Eine Maßnahme namens Satire

Velten Schäfer schenkt Oliver Welke eine Pointe

  • Velten Schäfer
  • Lesedauer: 3 Min.

Durfte man nun alleine auf einer Bank sitzen oder nicht? Wie legal war es, dabei zu lesen? War hier zwischen Zeitung und Buch zu unterscheiden? Warum war es verboten, sich im Park auf eine Decke zu setzen, während es in Ordnung ging, das Hinterteil aufs Gras zu pflanzen? Wo endete der »Nahbereich« für den legalen Seuchenspaziergang, und wieso galt es als infektionsgefährlicher, etwas mehr Flanierdistanz zwischen sich und Haustür zu bringen?

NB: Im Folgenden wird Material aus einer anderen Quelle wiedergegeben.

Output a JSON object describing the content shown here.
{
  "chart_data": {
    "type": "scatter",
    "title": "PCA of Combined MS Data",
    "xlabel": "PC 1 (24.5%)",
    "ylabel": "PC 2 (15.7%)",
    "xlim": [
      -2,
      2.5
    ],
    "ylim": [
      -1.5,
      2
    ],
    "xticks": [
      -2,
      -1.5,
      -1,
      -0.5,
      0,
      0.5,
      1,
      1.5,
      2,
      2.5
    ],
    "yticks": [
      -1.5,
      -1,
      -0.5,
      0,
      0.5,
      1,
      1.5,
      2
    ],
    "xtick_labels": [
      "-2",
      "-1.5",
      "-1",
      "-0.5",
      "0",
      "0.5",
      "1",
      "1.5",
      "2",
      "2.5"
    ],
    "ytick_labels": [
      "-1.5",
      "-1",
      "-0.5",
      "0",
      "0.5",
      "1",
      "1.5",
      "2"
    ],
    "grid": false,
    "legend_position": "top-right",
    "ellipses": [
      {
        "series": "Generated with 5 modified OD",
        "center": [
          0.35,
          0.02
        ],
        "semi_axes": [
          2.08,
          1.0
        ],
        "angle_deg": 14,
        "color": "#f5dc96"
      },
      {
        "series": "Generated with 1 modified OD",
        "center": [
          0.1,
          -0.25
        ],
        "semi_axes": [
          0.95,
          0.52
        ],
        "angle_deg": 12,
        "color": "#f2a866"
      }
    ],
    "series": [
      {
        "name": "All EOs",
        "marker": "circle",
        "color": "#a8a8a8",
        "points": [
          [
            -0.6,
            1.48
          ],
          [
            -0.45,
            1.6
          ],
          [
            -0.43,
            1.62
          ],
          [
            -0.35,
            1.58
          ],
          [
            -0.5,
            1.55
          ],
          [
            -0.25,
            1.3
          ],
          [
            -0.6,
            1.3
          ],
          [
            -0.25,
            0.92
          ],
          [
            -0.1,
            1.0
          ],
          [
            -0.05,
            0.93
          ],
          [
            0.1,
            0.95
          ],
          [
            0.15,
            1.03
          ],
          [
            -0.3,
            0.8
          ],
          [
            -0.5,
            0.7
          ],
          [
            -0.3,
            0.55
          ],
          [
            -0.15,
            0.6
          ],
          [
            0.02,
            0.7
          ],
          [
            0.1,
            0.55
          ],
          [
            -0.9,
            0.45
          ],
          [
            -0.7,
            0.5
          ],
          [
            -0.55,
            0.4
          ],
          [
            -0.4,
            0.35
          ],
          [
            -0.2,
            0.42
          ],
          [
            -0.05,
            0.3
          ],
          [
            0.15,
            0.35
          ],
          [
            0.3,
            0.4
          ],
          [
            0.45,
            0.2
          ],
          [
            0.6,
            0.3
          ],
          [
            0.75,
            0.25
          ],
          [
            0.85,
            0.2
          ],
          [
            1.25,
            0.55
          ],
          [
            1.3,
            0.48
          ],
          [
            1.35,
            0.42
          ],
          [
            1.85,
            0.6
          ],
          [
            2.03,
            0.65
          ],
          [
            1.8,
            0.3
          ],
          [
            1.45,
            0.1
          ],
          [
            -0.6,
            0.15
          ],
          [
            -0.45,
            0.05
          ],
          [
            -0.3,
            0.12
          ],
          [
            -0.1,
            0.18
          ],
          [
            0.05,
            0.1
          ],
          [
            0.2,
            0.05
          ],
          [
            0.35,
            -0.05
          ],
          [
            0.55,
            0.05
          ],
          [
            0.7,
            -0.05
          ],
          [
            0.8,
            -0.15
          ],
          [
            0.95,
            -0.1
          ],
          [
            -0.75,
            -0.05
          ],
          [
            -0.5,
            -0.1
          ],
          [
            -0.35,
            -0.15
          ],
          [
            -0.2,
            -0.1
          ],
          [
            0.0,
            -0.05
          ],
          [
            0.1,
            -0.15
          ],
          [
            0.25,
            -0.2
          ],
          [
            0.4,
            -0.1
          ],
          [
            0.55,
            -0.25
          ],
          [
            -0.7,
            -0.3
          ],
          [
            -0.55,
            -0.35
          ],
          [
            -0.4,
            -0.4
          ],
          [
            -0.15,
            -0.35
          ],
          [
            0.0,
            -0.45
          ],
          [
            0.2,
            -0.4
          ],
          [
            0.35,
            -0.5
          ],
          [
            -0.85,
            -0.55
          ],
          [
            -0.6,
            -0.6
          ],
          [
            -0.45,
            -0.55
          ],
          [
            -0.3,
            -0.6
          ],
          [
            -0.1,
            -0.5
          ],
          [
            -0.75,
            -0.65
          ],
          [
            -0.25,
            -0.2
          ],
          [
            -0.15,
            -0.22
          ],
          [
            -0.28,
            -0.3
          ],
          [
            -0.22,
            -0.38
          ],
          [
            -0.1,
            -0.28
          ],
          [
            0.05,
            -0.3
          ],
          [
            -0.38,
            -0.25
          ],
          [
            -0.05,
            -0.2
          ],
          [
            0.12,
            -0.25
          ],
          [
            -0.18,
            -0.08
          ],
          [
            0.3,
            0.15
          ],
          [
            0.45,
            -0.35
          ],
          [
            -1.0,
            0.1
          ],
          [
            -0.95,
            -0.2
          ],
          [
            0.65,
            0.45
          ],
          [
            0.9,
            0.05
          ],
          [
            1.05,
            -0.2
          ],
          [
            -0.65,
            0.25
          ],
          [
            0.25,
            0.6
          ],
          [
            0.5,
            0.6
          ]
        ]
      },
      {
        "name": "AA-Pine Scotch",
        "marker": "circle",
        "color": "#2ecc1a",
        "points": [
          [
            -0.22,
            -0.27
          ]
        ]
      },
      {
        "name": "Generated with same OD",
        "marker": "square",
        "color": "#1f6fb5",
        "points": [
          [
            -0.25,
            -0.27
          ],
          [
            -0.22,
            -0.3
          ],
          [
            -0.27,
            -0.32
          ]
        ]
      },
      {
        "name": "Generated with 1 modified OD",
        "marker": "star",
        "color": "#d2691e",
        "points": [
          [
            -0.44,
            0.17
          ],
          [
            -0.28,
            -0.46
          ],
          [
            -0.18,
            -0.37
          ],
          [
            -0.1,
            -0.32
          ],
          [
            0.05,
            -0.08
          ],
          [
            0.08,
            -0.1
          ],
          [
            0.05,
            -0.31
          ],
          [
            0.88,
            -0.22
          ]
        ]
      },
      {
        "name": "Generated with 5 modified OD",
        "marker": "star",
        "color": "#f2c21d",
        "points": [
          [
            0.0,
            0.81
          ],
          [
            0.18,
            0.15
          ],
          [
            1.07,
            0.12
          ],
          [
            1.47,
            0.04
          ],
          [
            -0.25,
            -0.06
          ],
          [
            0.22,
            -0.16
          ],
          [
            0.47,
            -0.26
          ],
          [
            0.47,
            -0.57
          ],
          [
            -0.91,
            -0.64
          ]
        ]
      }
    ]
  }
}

Landkreisfürsten, die auf den Karten nach den zu schließenden Grenzen ihrer Reiche fahnden, dauerpräsente Experten, die sich darüber erregen, dass Experten dauerpräsent sind, und ein Volk, das gerade den Ministerpräsidenten für den Chefbekämpfer hält, der stets die schlechtesten Zahlen hat: Die Liste ist unendlich. Seit es erste Bürgerpflicht wurde, sich täglich in widersprüchlichen Quellen über die Verbotslage zu informieren, produzierten Maßnahmenföderalismus und Notstandsöffentlichkeit kabarettistische Steilvorlagen in Serie. Doch ließ die Chancenverwertungsrate C (0) der hiesigen Gagindustrie selbst die heuer notorische Drittliga-Danebenschießertruppe von der SG Sonnenhof Großasbach aussehen wie den Supersturm aus Barcelona.

Exemplarisch hat sich die ZDF-»Heute-Show« den Titel des »Flaggschiffs« der deutschen Politsatire redlich verdient. Schon die erste Maßnahmenschwerpunktsendung sprach den Offenbarungseid jeder Satire aus: Die Regierung macht im Grunde alles richtig! In diesem Geiste ging es weiter: Vom Ausstellen fremder Potentaten als »Corona-Deppen« über das Lächerlichmachen leichtsinniger Normal- oder verschworener Aluhutbürger bis zur - Achtung! - Superpointe, es gebe auch noch andere Probleme, umschiffte man weiträumig die Situationskomik und Alltagsabsurdität dieser Monate.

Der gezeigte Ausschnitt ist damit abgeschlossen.